Where is China in all this
China is inside the same system but operates under different constraints.
Training
Export controls block access to the latest Nvidia chips, yet the gap is closing. Huawei’s Ascend 910C clusters and Biren’s BR104 chips are approaching A100-class performance on select benchmarks, while still behind H100 and B-series parts overall and generally trailing in power efficiency.
Inference
The same barbell split is visible. On one side are domestic APIs. On the other are open releases like DeepSeek, Qwen and Baichuan. Many teams run smaller, optimised versions on local Chinese hardware. This lowers cost and shifts where inference is run in the stack.
Economics
The treadmill is steeper in China but starting to shift. Labs have pushed efficiency methods such as model compression, speculative decoding and sparse routing. Many of these ideas are now being adopted by Western teams.
Adoption
Super apps such as WeChat and Alipay embed assistants at national scale. Institutions follow government policy. Registration and compliance rules decide when and how “prepared by AI” appears. State procurement accelerates uptake once rules are in place.
Distribution
Tencent, Alibaba, Baidu and Huawei control the main channels. To reach scale in China you must go through them, just as in the West you must go through Microsoft or Epic.
Different constraints
The same forces apply in China, but under different constraints. The country is catching up quickly in some workloads and efficiency tricks developed there are already influencing the wider industry.
Where the winners emerge
For most players, the race to build ever-larger models is a dead end. Outside frontier labs, scale alone is no longer the path to advantage. What matters now is control of capacity and control of workflows.

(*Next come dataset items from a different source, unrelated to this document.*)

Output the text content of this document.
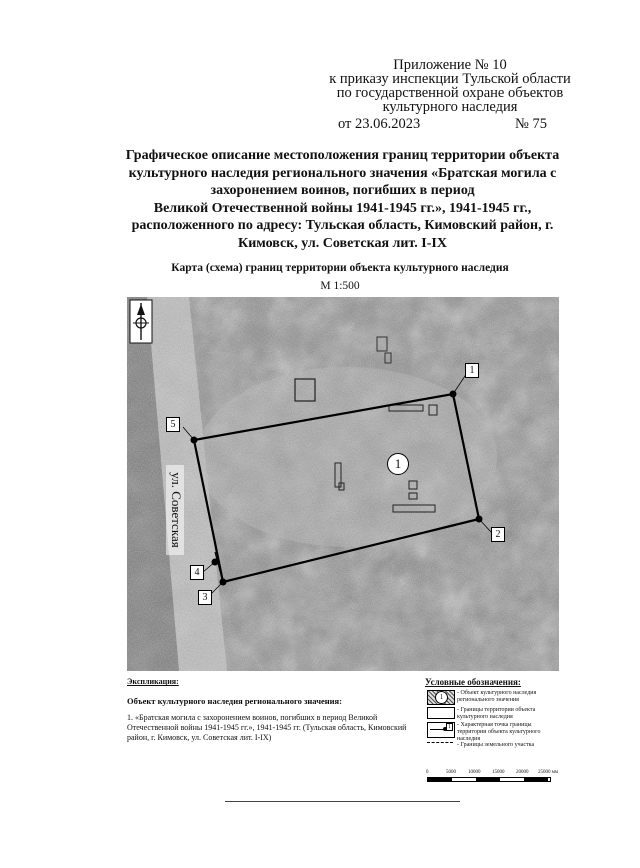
Приложение № 10
к приказу инспекции Тульской области
по государственной охране объектов
культурного наследия
от 23.06.2023	№ 75
Графическое описание местоположения границ территории объекта
культурного наследия регионального значения «Братская могила с
захоронением воинов, погибших в период
Великой Отечественной войны 1941-1945 гг.», 1941-1945 гг.,
расположенного по адресу: Тульская область, Кимовский район, г.
Кимовск, ул. Советская лит. I-IX
Карта (схема) границ территории объекта культурного наследия
М 1:500
1
2
3
4
5
1
ул. Советская
Экспликация:
Объект культурного наследия регионального значения:
1. «Братская могила с захоронением воинов, погибших в период Великой Отечественной войны 1941-1945 гг.», 1941-1945 гг. (Тульская область, Кимовский район, г. Кимовск, ул. Советская лит. I-IX)
Условные обозначения:
1	- Объект культурного наследия регионального значения
- Границы территории объекта культурного наследия
1	- Характерная точка границы территории объекта культурного наследия
- Границы земельного участка
0	5000 10000 15000 20000 25000 мм
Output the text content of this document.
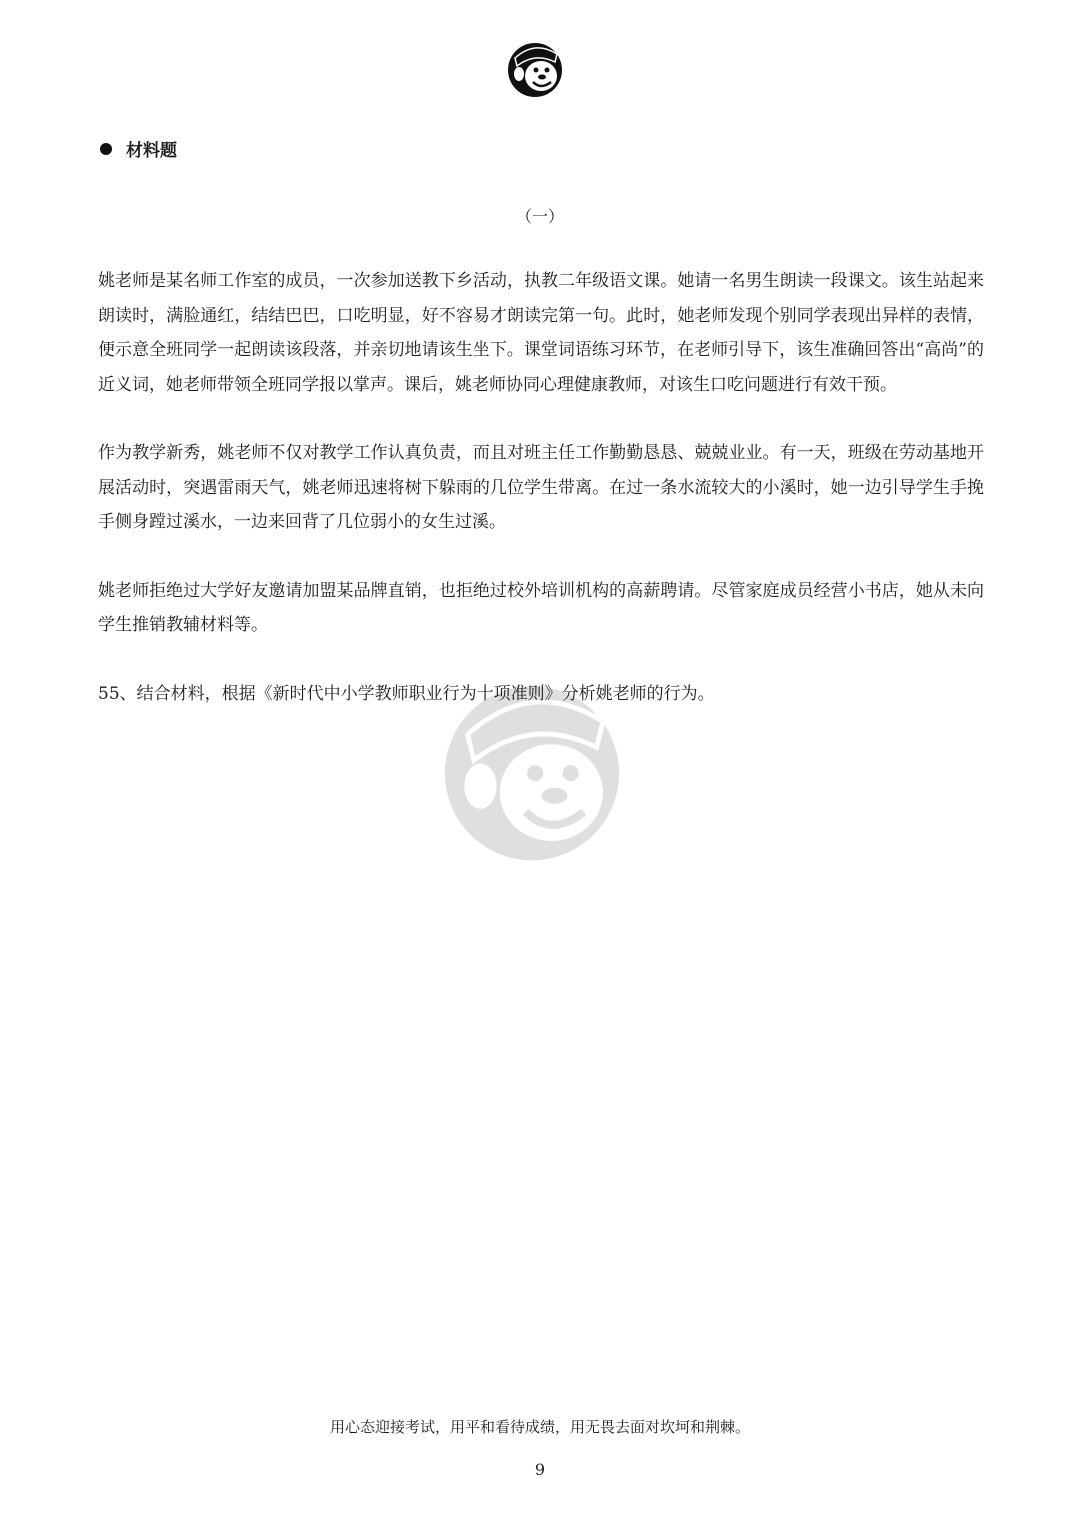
材料题
（一）

姚老师是某名师工作室的成员，一次参加送教下乡活动，执教二年级语文课。她请一名男生朗读一段课文。该生站起来朗读时，满脸通红，结结巴巴，口吃明显，好不容易才朗读完第一句。此时，她老师发现个别同学表现出异样的表情，便示意全班同学一起朗读该段落，并亲切地请该生坐下。课堂词语练习环节，在老师引导下，该生准确回答出“高尚”的近义词，她老师带领全班同学报以掌声。课后，姚老师协同心理健康教师，对该生口吃问题进行有效干预。

作为教学新秀，姚老师不仅对教学工作认真负责，而且对班主任工作勤勤恳恳、兢兢业业。有一天，班级在劳动基地开展活动时，突遇雷雨天气，姚老师迅速将树下躲雨的几位学生带离。在过一条水流较大的小溪时，她一边引导学生手挽手侧身蹚过溪水，一边来回背了几位弱小的女生过溪。

姚老师拒绝过大学好友邀请加盟某品牌直销，也拒绝过校外培训机构的高薪聘请。尽管家庭成员经营小书店，她从未向学生推销教辅材料等。

55、结合材料，根据《新时代中小学教师职业行为十项准则》分析姚老师的行为。

用心态迎接考试，用平和看待成绩，用无畏去面对坎坷和荆棘。
9
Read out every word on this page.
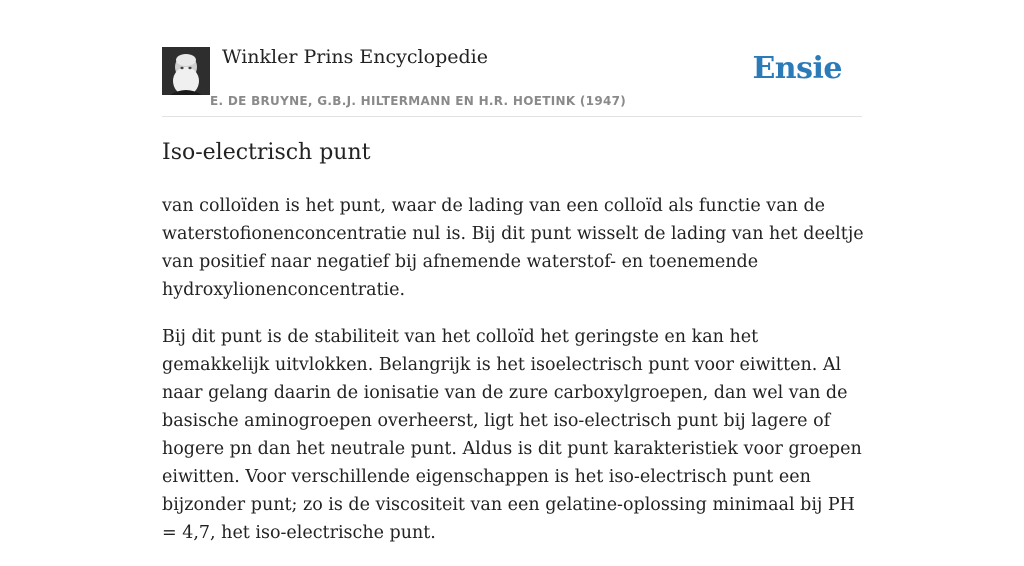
Winkler Prins Encyclopedie
E. DE BRUYNE, G.B.J. HILTERMANN EN H.R. HOETINK (1947)
Ensie
Iso-electrisch punt

van colloïden is het punt, waar de lading van een colloïd als functie van de waterstofionenconcentratie nul is. Bij dit punt wisselt de lading van het deeltje van positief naar negatief bij afnemende waterstof- en toenemende hydroxylionenconcentratie.

Bij dit punt is de stabiliteit van het colloïd het geringste en kan het gemakkelijk uitvlokken. Belangrijk is het isoelectrisch punt voor eiwitten. Al naar gelang daarin de ionisatie van de zure carboxylgroepen, dan wel van de basische aminogroepen overheerst, ligt het iso-electrisch punt bij lagere of hogere pn dan het neutrale punt. Aldus is dit punt karakteristiek voor groepen eiwitten. Voor verschillende eigenschappen is het iso-electrisch punt een bijzonder punt; zo is de viscositeit van een gelatine-oplossing minimaal bij PH = 4,7, het iso-electrische punt.
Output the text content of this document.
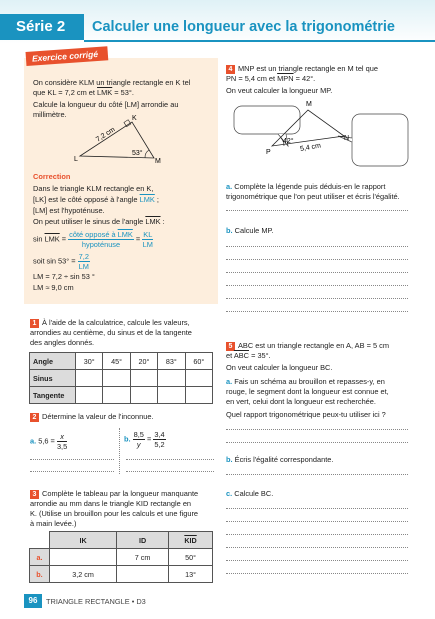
Série 2	Calculer une longueur avec la trigonométrie
Exercice corrigé
On considère KLM un triangle rectangle en K tel
que KL = 7,2 cm et $\overline{LMK} = 53^\circ$.
Calcule la longueur du côté [LM] arrondie au
millimètre.	K
L	M
7,2 cm
53°
Correction
Dans le triangle KLM rectangle en K,
[LK] est le côté opposé à l'angle $\overline{LMK}$ ;
[LM] est l'hypoténuse.
On peut utiliser le sinus de l'angle $\overline{LMK}$ :
$\sin \overline{LMK} = \frac{côté opposé à \overline{LMK}}{\text{hypoténuse}} = \frac{KL}{LM}$
soit $\sin 53^\circ = \frac{7,2}{LM}$
LM = 7,2 ÷ sin 53 °
LM ≈ 9,0 cm
1 À l'aide de la calculatrice, calcule les valeurs,
arrondies au centième, du sinus et de la tangente
des angles donnés.
Angle	30°	45°	20°	83°	60°
Sinus					
Tangente					
2 Détermine la valeur de l'inconnue.
a. $5,6 = \frac{x}{3,5}$	b. $\frac{8,5}{y} = \frac{3,4}{5,2}$
3 Complète le tableau par la longueur manquante
arrondie au mm dans le triangle KID rectangle en
K. (Utilise un brouillon pour les calculs et une figure
à main levée.)
	IK	ID	$\overline{KID}$
a.		7 cm	50°
b.	3,2 cm		13°
4 MNP est un triangle rectangle en M tel que
PN = 5,4 cm et $\overline{MPN} = 42^\circ$.
On veut calculer la longueur MP.
M
N
P
42°
5,4 cm
a. Complète la légende puis déduis-en le rapport
trigonométrique que l'on peut utiliser et écris l'égalité.
b. Calcule MP.
5 ABC est un triangle rectangle en A, AB = 5 cm
et $\overline{ABC} = 35^\circ$.
On veut calculer la longueur BC.
a. Fais un schéma au brouillon et repasses-y, en
rouge, le segment dont la longueur est connue et,
en vert, celui dont la longueur est recherchée.
Quel rapport trigonométrique peux-tu utiliser ici ?
b. Écris l'égalité correspondante.
c. Calcule BC.
96	TRIANGLE RECTANGLE • D3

Capacity means chips, data centres and power contracts. Workflows mean the regulated, sticky processes where money and risk actually move: audits, patient records, developer pipelines. These are the places where buyers commit, regulators lock in and rivals struggle to displace incumbents.
The lessons are clear:
- Workflows beat models. Institutions adopt what embeds directly into their daily systems.
- Chips and clouds hold the monopolies. Anyone without secure access is a tenant, not an owner.
- Regulators are part of the stack. Clearance, compliance and audits now shape markets as much as benchmarks.
- Open models keep eroding exclusivity. The value is in the channel, not the raw API.
For most players, chasing ever-bigger models is already a dead end. The winners will be the primitives everything else plugs into.